Every weekend, I have the opportunity to be an English conversation partner with some Japanese university students who have a very basic level of English. While we are encouraged to stick with English (yay for me), we are permitted to use Japanese if there seems to be a real comprehension block. My level of Japanese is about as basic as their English, which results in our conversations being a peculiar kind of communication that is simultaneously awkward and very fun.
Last weekend, I got to meet some new students. We did the usual introduction questions and answers, like “what is your name,” “what is your hobby,” and the like. Then we got to “What is your major?” I tried to answer, “Psychology,” but their faces didn’t seem to register any recognition.

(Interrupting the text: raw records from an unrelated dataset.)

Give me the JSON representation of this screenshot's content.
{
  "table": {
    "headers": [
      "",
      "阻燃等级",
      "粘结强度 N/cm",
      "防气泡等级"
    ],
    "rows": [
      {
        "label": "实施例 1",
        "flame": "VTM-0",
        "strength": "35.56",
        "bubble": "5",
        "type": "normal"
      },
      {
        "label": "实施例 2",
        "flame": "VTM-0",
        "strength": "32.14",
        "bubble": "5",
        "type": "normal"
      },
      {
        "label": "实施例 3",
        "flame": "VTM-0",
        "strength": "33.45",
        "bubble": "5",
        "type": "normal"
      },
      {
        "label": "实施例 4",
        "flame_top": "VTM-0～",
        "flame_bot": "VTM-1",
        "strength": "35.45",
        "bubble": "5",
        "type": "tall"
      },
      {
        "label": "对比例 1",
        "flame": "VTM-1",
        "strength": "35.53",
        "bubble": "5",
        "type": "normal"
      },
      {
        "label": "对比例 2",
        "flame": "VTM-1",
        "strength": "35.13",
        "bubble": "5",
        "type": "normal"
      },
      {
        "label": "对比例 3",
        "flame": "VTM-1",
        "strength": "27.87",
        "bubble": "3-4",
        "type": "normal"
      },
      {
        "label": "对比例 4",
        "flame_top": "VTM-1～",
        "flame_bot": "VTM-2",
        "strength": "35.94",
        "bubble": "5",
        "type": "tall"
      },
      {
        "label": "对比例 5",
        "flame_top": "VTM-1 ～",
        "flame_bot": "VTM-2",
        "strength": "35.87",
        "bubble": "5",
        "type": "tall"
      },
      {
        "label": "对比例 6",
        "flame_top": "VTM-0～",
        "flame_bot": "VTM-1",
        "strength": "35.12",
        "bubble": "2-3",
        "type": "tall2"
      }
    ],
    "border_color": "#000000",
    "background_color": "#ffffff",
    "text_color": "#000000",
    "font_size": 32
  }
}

While I’ve been doing WK and grammar study for a year, it has mostly been recognition-based, and I have kind of put off practicing speaking and listening practice… I’m rather shy about it, and it’s a hurdle I’m working on. So, trying to be brave and use some Japanese, I attempted to say the Japanese word for psychology, “しんりがく.” Unfortunately, it had been about a year since I learned the basic Japanese self-introductions, and I hadn’t had to say my major anytime since. I was trying to recall the sounds but was running out of time. The pause was beginning to be awkward, but I didn’t want to abandon my newfound courage. Hurriedly, I mustered all of the 頑張って vibes I could, and I gave it my best shot, saying, “りんしがく！”
cue the crickets. Judging by the looks of confusion mixed with the very confused muttering 「りんしがく。。。？」, I figured I got the word wrong and quickly looked up the proper word, noticing I had flip-flopped the sounds. I corrected myself and could see the students’ expressions change from befuddled to understanding in an instant. We all had a good laugh about it and continued on.

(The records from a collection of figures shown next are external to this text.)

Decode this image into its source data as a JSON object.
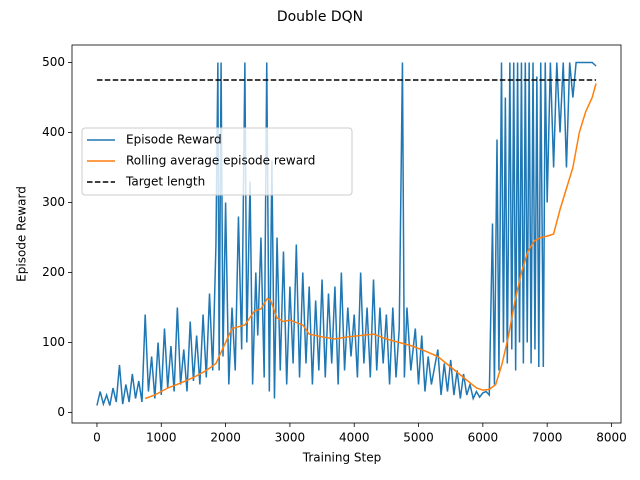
{
  "chart_data": {
    "type": "line",
    "title": "Double DQN",
    "x_label": "Training Step",
    "y_label": "Episode Reward",
    "xlim": [
      -388,
      8148
    ],
    "ylim": [
      -15,
      525
    ],
    "xticks": [
      0,
      1000,
      2000,
      3000,
      4000,
      5000,
      6000,
      7000,
      8000
    ],
    "yticks": [
      0,
      100,
      200,
      300,
      400,
      500
    ],
    "legend": "upper left",
    "series": [
      {
        "name": "Episode Reward",
        "color": "#1f77b4",
        "dash": "solid",
        "x": [
          0,
          50,
          100,
          150,
          200,
          250,
          300,
          350,
          400,
          450,
          500,
          550,
          600,
          650,
          700,
          750,
          800,
          850,
          900,
          950,
          1000,
          1050,
          1100,
          1150,
          1200,
          1250,
          1300,
          1350,
          1400,
          1450,
          1500,
          1550,
          1600,
          1650,
          1700,
          1750,
          1800,
          1850,
          1880,
          1900,
          1930,
          1960,
          2000,
          2050,
          2100,
          2150,
          2200,
          2250,
          2300,
          2330,
          2380,
          2420,
          2470,
          2500,
          2550,
          2600,
          2640,
          2680,
          2720,
          2760,
          2800,
          2850,
          2900,
          2950,
          3000,
          3050,
          3100,
          3150,
          3200,
          3250,
          3300,
          3350,
          3400,
          3450,
          3500,
          3550,
          3600,
          3650,
          3700,
          3750,
          3800,
          3850,
          3900,
          3950,
          4000,
          4050,
          4100,
          4150,
          4200,
          4250,
          4300,
          4350,
          4400,
          4450,
          4500,
          4550,
          4600,
          4650,
          4700,
          4750,
          4780,
          4820,
          4880,
          4950,
          5000,
          5050,
          5100,
          5150,
          5200,
          5300,
          5350,
          5400,
          5450,
          5500,
          5550,
          5600,
          5650,
          5700,
          5750,
          5800,
          5850,
          5900,
          5950,
          6000,
          6050,
          6100,
          6150,
          6180,
          6220,
          6250,
          6290,
          6320,
          6350,
          6380,
          6420,
          6450,
          6480,
          6510,
          6540,
          6570,
          6600,
          6630,
          6660,
          6690,
          6720,
          6750,
          6780,
          6810,
          6840,
          6870,
          6900,
          6940,
          6970,
          7000,
          7050,
          7100,
          7150,
          7200,
          7250,
          7300,
          7350,
          7400,
          7450,
          7500,
          7600,
          7700,
          7760
        ],
        "values": [
          10,
          30,
          12,
          25,
          10,
          35,
          15,
          68,
          12,
          40,
          15,
          55,
          20,
          45,
          15,
          140,
          30,
          80,
          20,
          100,
          25,
          120,
          35,
          95,
          30,
          150,
          40,
          90,
          30,
          130,
          45,
          110,
          40,
          140,
          50,
          170,
          60,
          240,
          500,
          60,
          500,
          80,
          300,
          40,
          150,
          60,
          280,
          90,
          500,
          100,
          330,
          40,
          200,
          110,
          250,
          50,
          500,
          30,
          360,
          20,
          250,
          60,
          230,
          40,
          180,
          70,
          240,
          50,
          200,
          70,
          180,
          40,
          160,
          60,
          190,
          50,
          170,
          70,
          180,
          40,
          200,
          60,
          150,
          80,
          140,
          50,
          200,
          70,
          150,
          50,
          190,
          60,
          150,
          70,
          140,
          40,
          150,
          50,
          120,
          500,
          50,
          150,
          60,
          120,
          40,
          110,
          30,
          80,
          40,
          90,
          25,
          70,
          30,
          75,
          25,
          60,
          20,
          55,
          25,
          40,
          20,
          30,
          22,
          28,
          30,
          25,
          270,
          40,
          390,
          60,
          500,
          100,
          450,
          70,
          500,
          90,
          500,
          60,
          500,
          100,
          500,
          70,
          500,
          100,
          500,
          70,
          500,
          90,
          480,
          65,
          500,
          65,
          500,
          300,
          500,
          350,
          500,
          400,
          500,
          350,
          500,
          450,
          500,
          500,
          500,
          500,
          495
        ]
      },
      {
        "name": "Rolling average episode reward",
        "color": "#ff7f0e",
        "dash": "solid",
        "x": [
          750,
          900,
          1100,
          1300,
          1500,
          1700,
          1850,
          1950,
          2100,
          2300,
          2450,
          2550,
          2650,
          2700,
          2800,
          2900,
          3000,
          3200,
          3300,
          3500,
          3700,
          3900,
          4100,
          4300,
          4500,
          4700,
          4900,
          5100,
          5300,
          5500,
          5700,
          5900,
          6000,
          6100,
          6200,
          6300,
          6400,
          6500,
          6600,
          6700,
          6800,
          6900,
          7000,
          7100,
          7200,
          7300,
          7400,
          7500,
          7600,
          7700,
          7760
        ],
        "values": [
          20,
          25,
          35,
          42,
          50,
          60,
          70,
          90,
          120,
          125,
          145,
          148,
          163,
          160,
          135,
          130,
          132,
          125,
          112,
          108,
          105,
          108,
          110,
          112,
          105,
          100,
          95,
          88,
          80,
          65,
          50,
          35,
          32,
          33,
          40,
          70,
          110,
          160,
          200,
          230,
          245,
          250,
          252,
          255,
          290,
          320,
          350,
          400,
          430,
          450,
          470
        ]
      },
      {
        "name": "Target length",
        "color": "#000000",
        "dash": "dashed",
        "x": [
          0,
          7760
        ],
        "values": [
          475,
          475
        ]
      }
    ]
  }
}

Later that evening, after the video call, the りんしがく event was almost forgotten, I decided to look up what it was I could have possibly said. And holy moly I about died of embarrassment and laughter once I saw that, as far as I can understand, りんしがく at best means “the study of the neighboring city,” （隣市学） and at worst means “the study of near-death.” （臨死学）
So there’s that, I suppose I am now pursuing my major in near-death studies. Please consult me for any of your near-death needs.